2012 Fellow Taylor Downs launched Vera Solutions to help other social enterprises use data capture and cloud-based systems to bring critical data to life—changing the way social change organizations operate. Taylor has helped 2009 Fellow Eric Glustrom (Eduate!) build a robust monitoring and evaluation system while he rolls out a socially-responsible leadership and entrepreneurship curriculum in Uganda. And Taylor is working with 2012 Fellows Ani Vallabhaneni and David Auerbach (Sanergy) on a data dashboard that will monitor a network of low-cost sanitation centers across Nairobi.
Here are some tips for those looking to become a data-driven organization:
Ask big questions: What data points are you constantly looking for? What data points would help you gauge success? Write them all down, and prioritize a list of what you need to track from a cost (How long will it take to do this?) versus benefit (How valuable is that information?) perspective. Ask others who do similar work how they are collecting and storing information—most will be more than willing to share lessons learned.

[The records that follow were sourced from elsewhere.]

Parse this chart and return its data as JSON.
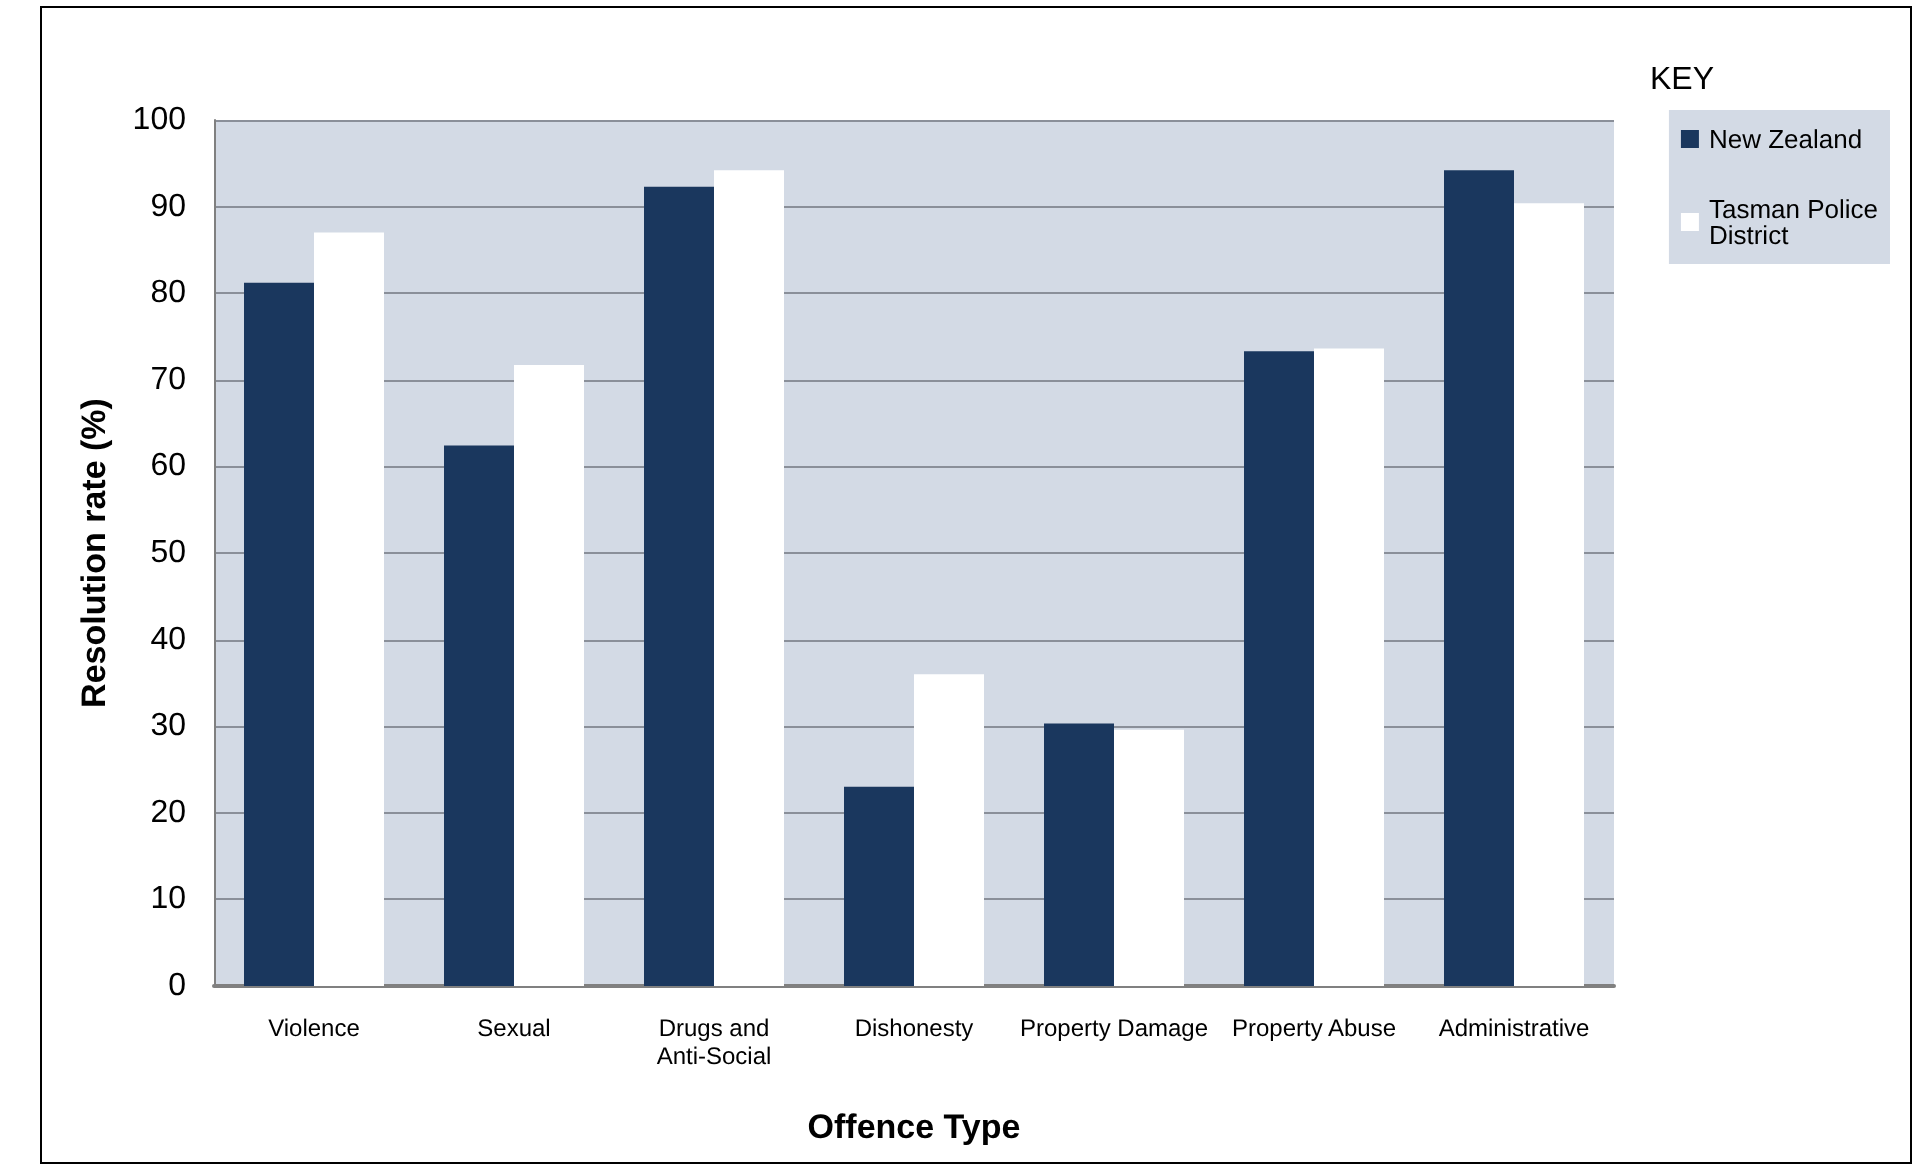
{
  "chart_data": {
    "type": "bar",
    "xlabel": "Offence Type",
    "ylabel": "Resolution rate (%)",
    "legend_title": "KEY",
    "categories": [
      "Violence",
      "Sexual",
      "Drugs and Anti-Social",
      "Dishonesty",
      "Property Damage",
      "Property Abuse",
      "Administrative"
    ],
    "series": [
      {
        "name": "New Zealand",
        "color": "#1a375e",
        "values": [
          81.2,
          62.4,
          92.3,
          23.0,
          30.3,
          73.3,
          94.2
        ]
      },
      {
        "name": "Tasman Police District",
        "color": "#ffffff",
        "values": [
          87.0,
          71.7,
          94.2,
          36.0,
          29.6,
          73.6,
          90.4
        ]
      }
    ],
    "ylim": [
      0,
      100
    ],
    "yticks": [
      0,
      10,
      20,
      30,
      40,
      50,
      60,
      70,
      80,
      90,
      100
    ],
    "grid": "y",
    "legend": "right"
  }
}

Embrace big (and small) data: When organizations set up systems to collect information, it can be overwhelming to define exactly what is needed. Often you have only one chance to collect information from someone, so make it count and collect necessary details at both a macro and micro level. Consider both the time it takes to provide and manage that information as well as what you will do with it—if you do not have a plan to use it, you may as well lose it.
Make big changes: A common pitfall is to design systems that tell you only what you want to hear, but where is the fun in that? You want to be alerted to both successes and failures from your data. Set up systems that scrutinize parts of your work that are challenging, and give yourself time to use that information to both tweak processes and make big changes in how you do your work.
From long-established providers such as Salesforce.com, Microsoft and Blackbaud, to newer solutions such as Get Satisfaction and Hirise, there are a lot of solutions out there for social entrepreneurs looking to harness data. To find a system that is right for you, check out some of these resources:
Data is big, data is powerful, and data is here to stay. From The New York Times to the McKinsey Institute to Foursquare, all signs point to a future where social enterprises challenge the status quo not only with their ideas and innovation but with their data. And as systems like Salesforce.com continue to grow and expand their services, data is a very tangible tool that seems to be making the bridge between business and philanthropy much, much smaller.